1. Choisir des outils adaptés au pro
Bannissez les comptes personnels. Privilégiez les versions entreprise : ChatGPT Team ou Enterprise, Claude for Work, Microsoft Copilot pour entreprise, Mistral Le Chat Pro. Ces versions garantissent que vos données ne servent pas à l'entraînement, hébergent dans l'UE quand c'est possible, et permettent un contrôle administrateur.
2. Rédiger une charte d'usage IA
Document court (2-3 pages) qui définit :
- Les outils autorisés et ceux qui sont interdits
- Les données qu'on peut saisir et celles qu'on ne peut pas (données de santé, données bancaires, données nominatives clients sans pseudonymisation)
- L'obligation de relecture humaine avant tout envoi externe
- Le rappel que l'IA peut se tromper et que la responsabilité reste humaine
Faites-la signer par chaque salarié. Annexez-la au règlement intérieur si possible.
3. Tenir un registre des traitements IA
L'article 30 du RGPD impose un registre pour toute organisation de plus de 250 salariés, ou traitant des données sensibles. Dans la pratique, tenez-le quelle que soit votre taille. Listez chaque outil IA, sa finalité, les données traitées, la base légale, la durée de conservation, les sous-traitants.

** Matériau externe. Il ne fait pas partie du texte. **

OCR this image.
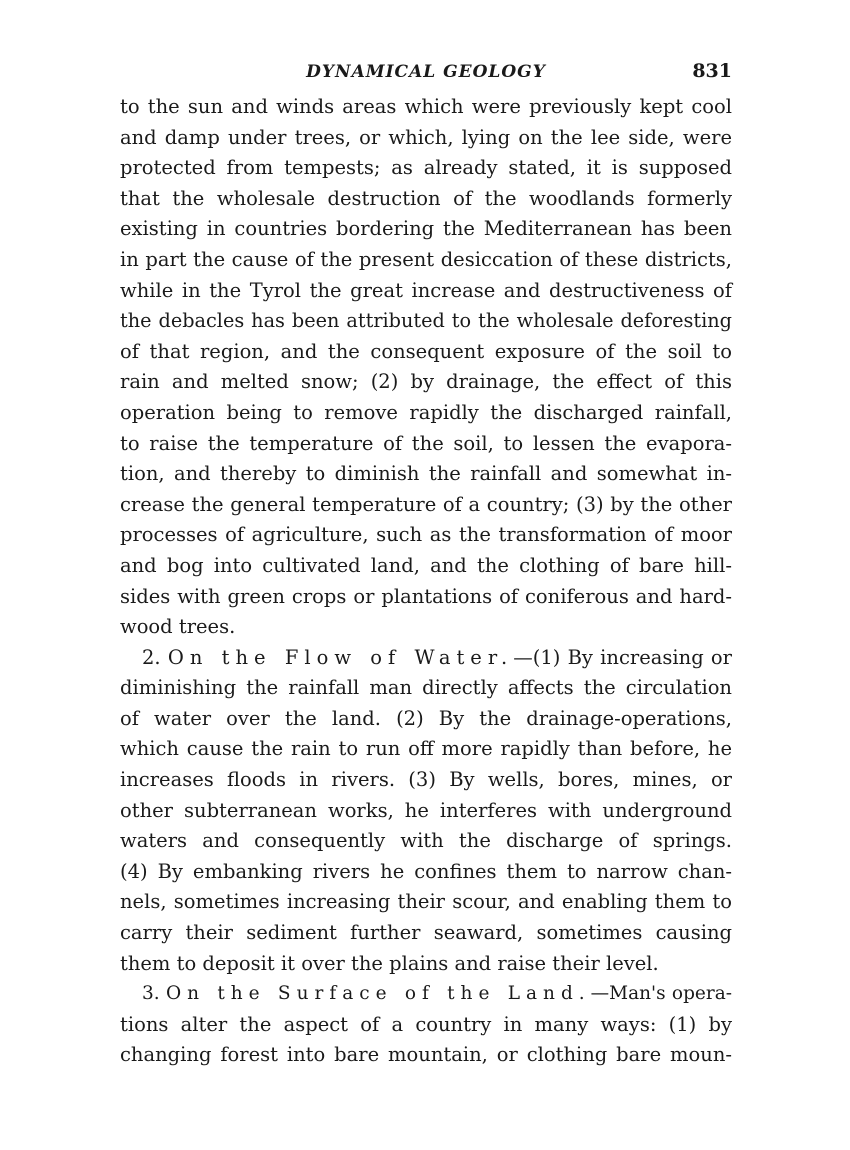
DYNAMICAL GEOLOGY	831
to the sun and winds areas which were previously kept cool
and damp under trees, or which, lying on the lee side, were
protected from tempests; as already stated, it is supposed
that the wholesale destruction of the woodlands formerly
existing in countries bordering the Mediterranean has been
in part the cause of the present desiccation of these districts,
while in the Tyrol the great increase and destructiveness of
the debacles has been attributed to the wholesale deforesting
of that region, and the consequent exposure of the soil to
rain and melted snow; (2) by drainage, the effect of this
operation being to remove rapidly the discharged rainfall,
to raise the temperature of the soil, to lessen the evapora-
tion, and thereby to diminish the rainfall and somewhat in-
crease the general temperature of a country; (3) by the other
processes of agriculture, such as the transformation of moor
and bog into cultivated land, and the clothing of bare hill-
sides with green crops or plantations of coniferous and hard-
wood trees.
2. On the Flow of Water.—(1) By increasing or
diminishing the rainfall man directly affects the circulation
of water over the land. (2) By the drainage-operations,
which cause the rain to run off more rapidly than before, he
increases floods in rivers. (3) By wells, bores, mines, or
other subterranean works, he interferes with underground
waters and consequently with the discharge of springs.
(4) By embanking rivers he confines them to narrow chan-
nels, sometimes increasing their scour, and enabling them to
carry their sediment further seaward, sometimes causing
them to deposit it over the plains and raise their level.
3. On the Surface of the Land.—Man's opera-
tions alter the aspect of a country in many ways: (1) by
changing forest into bare mountain, or clothing bare moun-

4. Vérifier les contrats avec vos fournisseurs IA
Chaque éditeur d'IA qui traite des données personnelles pour votre compte est un sous-traitant au sens du RGPD. Vous devez avoir un DPA (Data Processing Agreement) signé. Les grands éditeurs en proposent un en téléchargement. Vérifiez aussi la localisation des serveurs et les transferts hors UE.

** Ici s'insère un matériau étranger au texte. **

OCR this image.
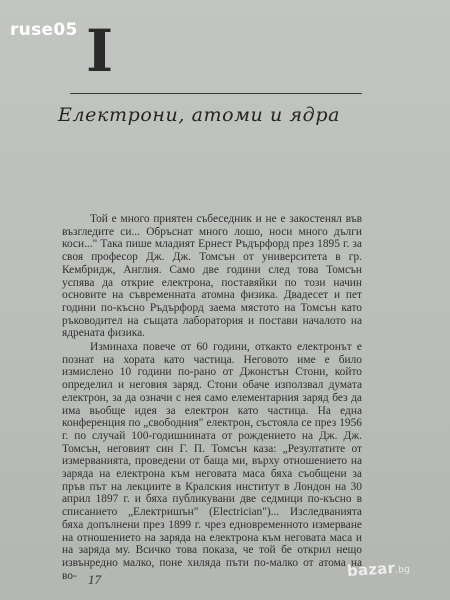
ruse05 I
Електрони, атоми и ядра

Той е много приятен събеседник и не е закостенял във възгледите си... Обръснат много лошо, носи много дълги коси..." Така пише младият Ернест Ръдърфорд през 1895 г. за своя професор Дж. Дж. Томсън от университета в гр. Кембридж, Англия. Само две години след това Томсън успява да открие електрона, поставяйки по този начин основите на съвременната атомна физика. Двадесет и пет години по-късно Ръдърфорд заема мястото на Томсън като ръководител на същата лаборатория и постави началото на ядрената физика.

Изминаха повече от 60 години, откакто електронът е познат на хората като частица. Неговото име е било измислено 10 години по-рано от Джонстън Стони, който определил и неговия заряд. Стони обаче използвал думата електрон, за да означи с нея само елементарния заряд без да има вьобще идея за електрон като частица. На една конференция по „свободния" електрон, състояла се през 1956 г. по случай 100-годишнината от рождението на Дж. Дж. Томсън, неговият син Г. П. Томсън каза: „Резултатите от измерванията, проведени от баща ми, върху отношението на заряда на електрона към неговата маса бяха съобщени за пръв път на лекциите в Кралския институт в Лондон на 30 април 1897 г. и бяха публикувани две седмици по-късно в списанието „Електришън" (Electrician")... Изследванията бяха допълнени през 1899 г. чрез едновременното измерване на отношението на заряда на електрона към неговата маса и на заряда му. Всичко това показа, че той бе открил нещо извънредно малко, поне хиляда пъти по-малко от атома на во- 17	bazar.bg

5. Informer vos parties prenantes
Mettez à jour votre politique de confidentialité pour mentionner l'usage d'IA. Si vous traitez des données de salariés via IA (CV, évaluations, notes RH), informez-les explicitement, idéalement après consultation du CSE pour les structures concernées.
6. Former vos équipes
La conformité ne tient pas si les gens ne savent pas. Une formation courte (2 à 4 heures) sur les bons réflexes IA évite 80% des risques. Anonymiser avant de prompter, vérifier les sorties, ne pas saisir certains types de données, alerter en cas de doute.

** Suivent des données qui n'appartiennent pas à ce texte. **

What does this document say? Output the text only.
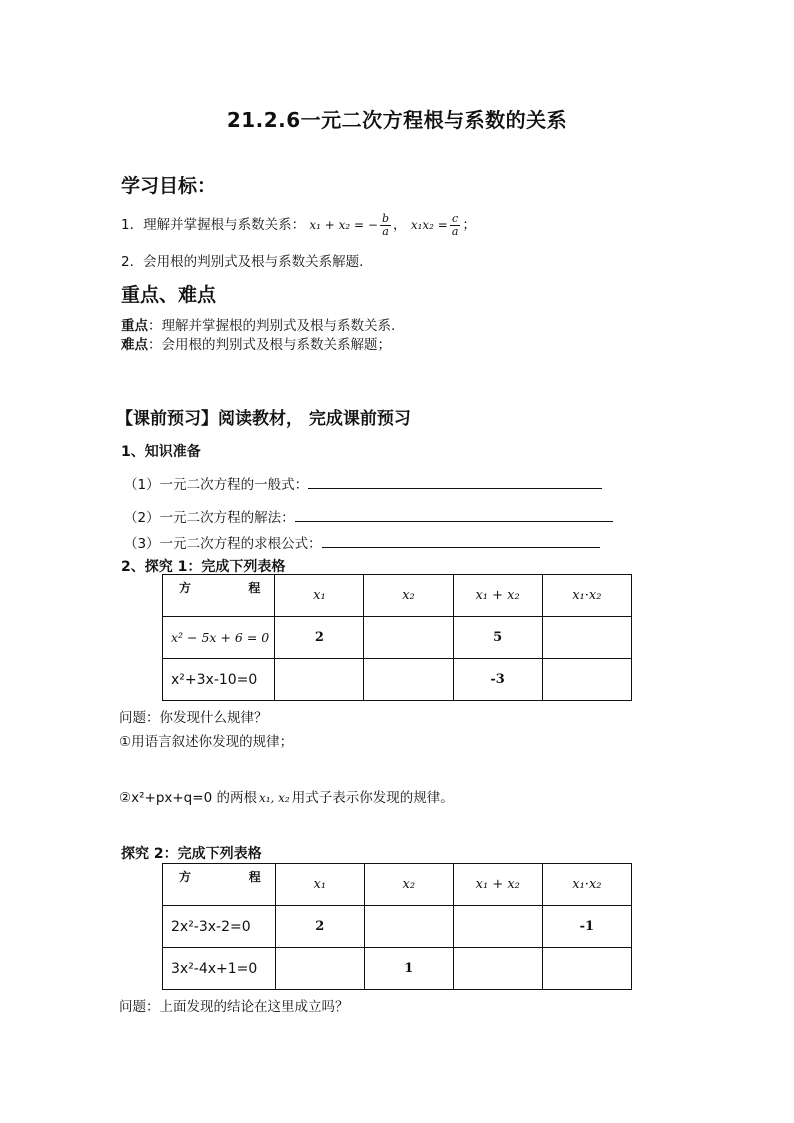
21.2.6一元二次方程根与系数的关系
学习目标：
1．理解并掌握根与系数关系： x₁ + x₂ = − $\frac{b}{a}$ ， $x_1x_2 = \frac{c}{a}$ ；
2．会用根的判别式及根与系数关系解题.
重点、难点
重点：理解并掌握根的判别式及根与系数关系.
难点：会用根的判别式及根与系数关系解题；
【课前预习】阅读教材， 完成课前预习
1、知识准备
（1）一元二次方程的一般式：
（2）一元二次方程的解法：
（3）一元二次方程的求根公式：
2、探究 1：完成下列表格
方 程	x₁	x₂	x₁ + x₂	x₁·x₂
x² − 5x + 6 = 0	2		5	
x²+3x-10=0			-3	
问题：你发现什么规律？
①用语言叙述你发现的规律；
②x²+px+q=0 的两根 x₁, x₂ 用式子表示你发现的规律。
探究 2：完成下列表格
方 程	x₁	x₂	x₁ + x₂	x₁·x₂
2x²-3x-2=0	2			-1
3x²-4x+1=0		1		
问题：上面发现的结论在这里成立吗？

Les questions à se poser avant chaque projet IA
Quand un de vos collaborateurs propose un nouveau projet IA, posez systématiquement ces questions :
- Quelles données vont être traitées ? Personnelles, sensibles, confidentielles ?
- Quelle est la finalité ? Documenter dans le registre.
- Y a-t-il une décision automatisée ? Si oui, supervision humaine obligatoire.
- L'outil est-il en risque limité ou haut risque selon l'AI Act ?
- Le fournisseur a-t-il un DPA et où sont les serveurs ?
- Les personnes concernées sont-elles informées ?
Cinq minutes de réflexion en amont évitent des semaines de remédiation après coup.
La conformité IA n'est pas un frein, c'est un levier commercial
Nous voyons de plus en plus d'appels d'offres, notamment B2B et secteur public, qui exigent désormais une charte IA et une preuve de conformité. Les clients grands comptes posent la question de l'usage d'IA dans le traitement de leurs données.
Une PME qui peut présenter en deux pages sa gouvernance IA gagne en crédibilité. Ce n'est plus seulement défensif, c'est devenu un argument commercial. Et le coût de mise en conformité reste très inférieur au coût d'une perte de contrat ou d'une sanction.
L'AI Act et le RGPD ne demandent pas l'impossible aux PME. Ils demandent de la rigueur sur les bases : savoir ce qu'on fait, le documenter, informer les bonnes personnes, choisir les bons outils.